Following the outlawry of the Brotherhood, the government has arrested thousands of members, in many cases after attacks and clashes with police.  There was widespread fighting between police and Brotherhood supporters in Cairo, the Nile Delta, and Minya on Friday, following another roundup of Brotherhood members after a bus was bombed in Cairo on Thursday.  At least 265 Brotherhood members and supporters were detained.

On Saturday, Dec 28, Islamist students at Al Azhar University protested against the government, setting fire to University buildings.  They were attempting to stop exams to protest Morsi’s ouster.  One 19-year-old student was shot and killed by the police as they entered the building to stop the fire, and 60 students were arrested.

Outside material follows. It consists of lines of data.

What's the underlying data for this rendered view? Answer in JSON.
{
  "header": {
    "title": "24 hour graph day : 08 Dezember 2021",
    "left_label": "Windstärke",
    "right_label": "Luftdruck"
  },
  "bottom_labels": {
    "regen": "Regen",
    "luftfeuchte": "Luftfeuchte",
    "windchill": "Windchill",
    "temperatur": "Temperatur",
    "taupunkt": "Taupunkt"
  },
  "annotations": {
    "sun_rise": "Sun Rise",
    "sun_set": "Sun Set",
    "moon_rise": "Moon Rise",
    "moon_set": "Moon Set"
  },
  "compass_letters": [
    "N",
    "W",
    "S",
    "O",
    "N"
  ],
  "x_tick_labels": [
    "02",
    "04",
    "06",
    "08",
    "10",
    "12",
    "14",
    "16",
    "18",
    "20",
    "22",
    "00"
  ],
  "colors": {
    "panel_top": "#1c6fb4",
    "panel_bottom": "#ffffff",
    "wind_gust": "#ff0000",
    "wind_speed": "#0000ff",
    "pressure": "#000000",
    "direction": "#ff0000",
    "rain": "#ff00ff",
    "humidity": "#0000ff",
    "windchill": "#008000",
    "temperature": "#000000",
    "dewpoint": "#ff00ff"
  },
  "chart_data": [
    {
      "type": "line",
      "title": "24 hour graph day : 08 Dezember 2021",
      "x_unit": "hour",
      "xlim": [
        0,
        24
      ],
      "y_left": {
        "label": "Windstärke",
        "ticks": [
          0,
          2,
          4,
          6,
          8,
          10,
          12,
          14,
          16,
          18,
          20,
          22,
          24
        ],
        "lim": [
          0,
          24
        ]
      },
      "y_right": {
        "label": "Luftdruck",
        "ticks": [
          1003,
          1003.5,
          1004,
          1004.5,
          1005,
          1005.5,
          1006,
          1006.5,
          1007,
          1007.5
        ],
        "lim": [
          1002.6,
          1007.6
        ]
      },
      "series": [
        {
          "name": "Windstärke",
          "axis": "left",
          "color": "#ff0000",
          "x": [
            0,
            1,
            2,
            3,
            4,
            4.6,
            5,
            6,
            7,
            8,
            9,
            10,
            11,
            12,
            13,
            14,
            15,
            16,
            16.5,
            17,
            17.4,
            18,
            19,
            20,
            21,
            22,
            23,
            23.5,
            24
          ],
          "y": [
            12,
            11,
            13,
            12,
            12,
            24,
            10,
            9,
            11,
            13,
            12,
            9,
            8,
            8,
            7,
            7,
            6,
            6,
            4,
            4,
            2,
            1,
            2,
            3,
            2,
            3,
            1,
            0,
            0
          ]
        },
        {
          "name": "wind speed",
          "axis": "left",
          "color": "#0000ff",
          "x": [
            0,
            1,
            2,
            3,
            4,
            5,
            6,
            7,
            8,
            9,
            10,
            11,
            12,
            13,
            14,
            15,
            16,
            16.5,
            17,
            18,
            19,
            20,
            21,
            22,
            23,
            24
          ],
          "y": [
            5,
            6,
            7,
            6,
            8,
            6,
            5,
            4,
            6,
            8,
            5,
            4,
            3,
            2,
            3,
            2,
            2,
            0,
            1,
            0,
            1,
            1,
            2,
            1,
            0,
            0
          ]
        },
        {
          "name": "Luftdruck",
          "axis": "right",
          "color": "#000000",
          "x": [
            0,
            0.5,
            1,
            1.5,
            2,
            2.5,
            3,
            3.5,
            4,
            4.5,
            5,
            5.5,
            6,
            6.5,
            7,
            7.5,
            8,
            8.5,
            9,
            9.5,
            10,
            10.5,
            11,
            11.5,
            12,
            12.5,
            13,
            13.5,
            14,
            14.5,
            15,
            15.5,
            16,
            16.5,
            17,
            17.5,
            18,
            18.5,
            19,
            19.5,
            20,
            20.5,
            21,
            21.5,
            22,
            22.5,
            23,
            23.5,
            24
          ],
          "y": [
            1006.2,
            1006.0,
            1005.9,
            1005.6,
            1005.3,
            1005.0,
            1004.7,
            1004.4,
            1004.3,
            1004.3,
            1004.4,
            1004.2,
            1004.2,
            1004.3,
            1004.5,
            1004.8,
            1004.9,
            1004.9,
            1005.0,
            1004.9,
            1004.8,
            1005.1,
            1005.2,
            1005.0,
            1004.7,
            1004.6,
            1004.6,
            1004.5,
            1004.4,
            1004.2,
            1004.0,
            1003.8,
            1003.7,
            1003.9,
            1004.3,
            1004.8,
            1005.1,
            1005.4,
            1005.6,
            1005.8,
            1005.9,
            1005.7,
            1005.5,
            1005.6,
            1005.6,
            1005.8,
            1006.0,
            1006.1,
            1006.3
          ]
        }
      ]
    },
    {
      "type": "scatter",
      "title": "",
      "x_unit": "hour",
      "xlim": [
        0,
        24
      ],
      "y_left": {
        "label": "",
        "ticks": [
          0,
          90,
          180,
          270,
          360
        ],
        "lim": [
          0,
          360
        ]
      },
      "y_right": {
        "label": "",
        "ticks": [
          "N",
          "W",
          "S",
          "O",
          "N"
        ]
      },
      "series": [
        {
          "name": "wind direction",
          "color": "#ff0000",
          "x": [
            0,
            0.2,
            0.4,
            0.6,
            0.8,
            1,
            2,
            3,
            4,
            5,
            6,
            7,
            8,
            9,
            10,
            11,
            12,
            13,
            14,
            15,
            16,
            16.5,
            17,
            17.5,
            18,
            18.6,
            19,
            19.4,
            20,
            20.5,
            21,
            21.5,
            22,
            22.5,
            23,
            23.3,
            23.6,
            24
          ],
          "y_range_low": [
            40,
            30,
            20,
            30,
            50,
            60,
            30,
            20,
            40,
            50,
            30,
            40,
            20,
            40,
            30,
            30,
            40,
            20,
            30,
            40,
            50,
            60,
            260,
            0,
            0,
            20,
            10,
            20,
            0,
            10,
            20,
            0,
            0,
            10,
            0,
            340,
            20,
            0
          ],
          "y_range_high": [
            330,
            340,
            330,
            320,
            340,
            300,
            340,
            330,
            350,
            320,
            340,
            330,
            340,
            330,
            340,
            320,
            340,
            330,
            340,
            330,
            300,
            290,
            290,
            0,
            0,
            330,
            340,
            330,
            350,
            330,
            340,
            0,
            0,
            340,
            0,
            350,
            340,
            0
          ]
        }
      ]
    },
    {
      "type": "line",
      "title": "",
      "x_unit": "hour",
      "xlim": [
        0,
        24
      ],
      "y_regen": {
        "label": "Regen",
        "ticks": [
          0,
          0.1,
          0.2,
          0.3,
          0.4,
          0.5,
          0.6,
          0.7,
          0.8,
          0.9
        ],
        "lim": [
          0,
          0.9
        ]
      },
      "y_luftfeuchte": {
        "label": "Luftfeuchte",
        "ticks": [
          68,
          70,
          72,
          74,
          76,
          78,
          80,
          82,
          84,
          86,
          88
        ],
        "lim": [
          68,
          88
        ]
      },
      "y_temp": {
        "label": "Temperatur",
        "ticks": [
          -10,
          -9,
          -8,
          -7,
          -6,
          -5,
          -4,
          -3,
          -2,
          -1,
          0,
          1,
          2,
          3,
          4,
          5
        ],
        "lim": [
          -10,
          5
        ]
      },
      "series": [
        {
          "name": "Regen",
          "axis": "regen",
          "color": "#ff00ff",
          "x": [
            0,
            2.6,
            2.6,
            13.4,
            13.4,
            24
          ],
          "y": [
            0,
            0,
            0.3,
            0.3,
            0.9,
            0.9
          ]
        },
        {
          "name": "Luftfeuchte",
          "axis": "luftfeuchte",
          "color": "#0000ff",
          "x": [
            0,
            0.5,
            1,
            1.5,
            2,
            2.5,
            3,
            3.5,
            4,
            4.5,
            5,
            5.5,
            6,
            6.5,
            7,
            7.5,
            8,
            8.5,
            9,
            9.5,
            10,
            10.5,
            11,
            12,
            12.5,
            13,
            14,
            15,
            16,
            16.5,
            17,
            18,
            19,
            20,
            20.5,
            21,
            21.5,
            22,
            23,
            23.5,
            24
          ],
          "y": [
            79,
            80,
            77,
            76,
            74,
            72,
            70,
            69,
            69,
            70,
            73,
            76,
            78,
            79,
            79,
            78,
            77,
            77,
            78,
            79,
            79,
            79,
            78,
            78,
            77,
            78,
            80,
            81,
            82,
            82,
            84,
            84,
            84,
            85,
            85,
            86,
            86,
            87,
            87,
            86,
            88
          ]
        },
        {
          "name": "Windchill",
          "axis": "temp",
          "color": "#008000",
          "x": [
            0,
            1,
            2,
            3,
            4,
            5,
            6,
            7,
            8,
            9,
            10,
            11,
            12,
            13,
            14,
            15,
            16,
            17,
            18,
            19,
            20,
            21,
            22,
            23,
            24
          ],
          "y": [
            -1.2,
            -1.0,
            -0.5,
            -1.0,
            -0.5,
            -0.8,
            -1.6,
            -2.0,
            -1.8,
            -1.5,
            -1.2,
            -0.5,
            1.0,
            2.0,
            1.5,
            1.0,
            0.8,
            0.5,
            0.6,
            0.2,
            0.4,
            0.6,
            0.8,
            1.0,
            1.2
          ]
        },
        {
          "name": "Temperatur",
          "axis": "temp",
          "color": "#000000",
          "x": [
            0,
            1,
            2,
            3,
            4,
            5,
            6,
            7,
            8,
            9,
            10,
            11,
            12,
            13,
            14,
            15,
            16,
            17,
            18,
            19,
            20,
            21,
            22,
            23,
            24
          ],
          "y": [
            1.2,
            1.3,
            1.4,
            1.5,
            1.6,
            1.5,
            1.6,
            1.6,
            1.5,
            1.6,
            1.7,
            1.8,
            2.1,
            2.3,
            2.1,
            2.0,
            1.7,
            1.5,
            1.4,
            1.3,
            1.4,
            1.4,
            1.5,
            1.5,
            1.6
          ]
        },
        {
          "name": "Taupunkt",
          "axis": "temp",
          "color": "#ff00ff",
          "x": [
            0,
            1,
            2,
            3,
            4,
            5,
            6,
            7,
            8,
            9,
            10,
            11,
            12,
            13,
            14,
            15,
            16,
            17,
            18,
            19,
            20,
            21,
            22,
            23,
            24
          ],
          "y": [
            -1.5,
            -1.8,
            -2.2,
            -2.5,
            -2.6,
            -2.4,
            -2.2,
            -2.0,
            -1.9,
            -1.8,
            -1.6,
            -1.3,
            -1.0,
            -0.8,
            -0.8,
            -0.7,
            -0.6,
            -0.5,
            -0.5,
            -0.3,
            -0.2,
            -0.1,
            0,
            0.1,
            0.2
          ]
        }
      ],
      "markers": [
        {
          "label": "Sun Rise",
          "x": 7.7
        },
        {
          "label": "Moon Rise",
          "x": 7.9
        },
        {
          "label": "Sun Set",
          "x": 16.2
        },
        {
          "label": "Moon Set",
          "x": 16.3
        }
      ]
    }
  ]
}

The clashes between the government and the Brotherhood show no signs of slowing down, even as SecState John Kerry called his counterpart in Cairo to “express concern” about the mass arrests, and urge a “more inclusive political process.”  Considering what happened the last time there was a “more inclusive political process” in Egypt, that seems unlikely in the near future.  Over 1000 people have been killed, mostly on the Brotherhood side, since Morsi’s ouster.  It’s still nowhere near the bloodletting in Syria, but given Egypt’s strategic position in the region, it still bears watching.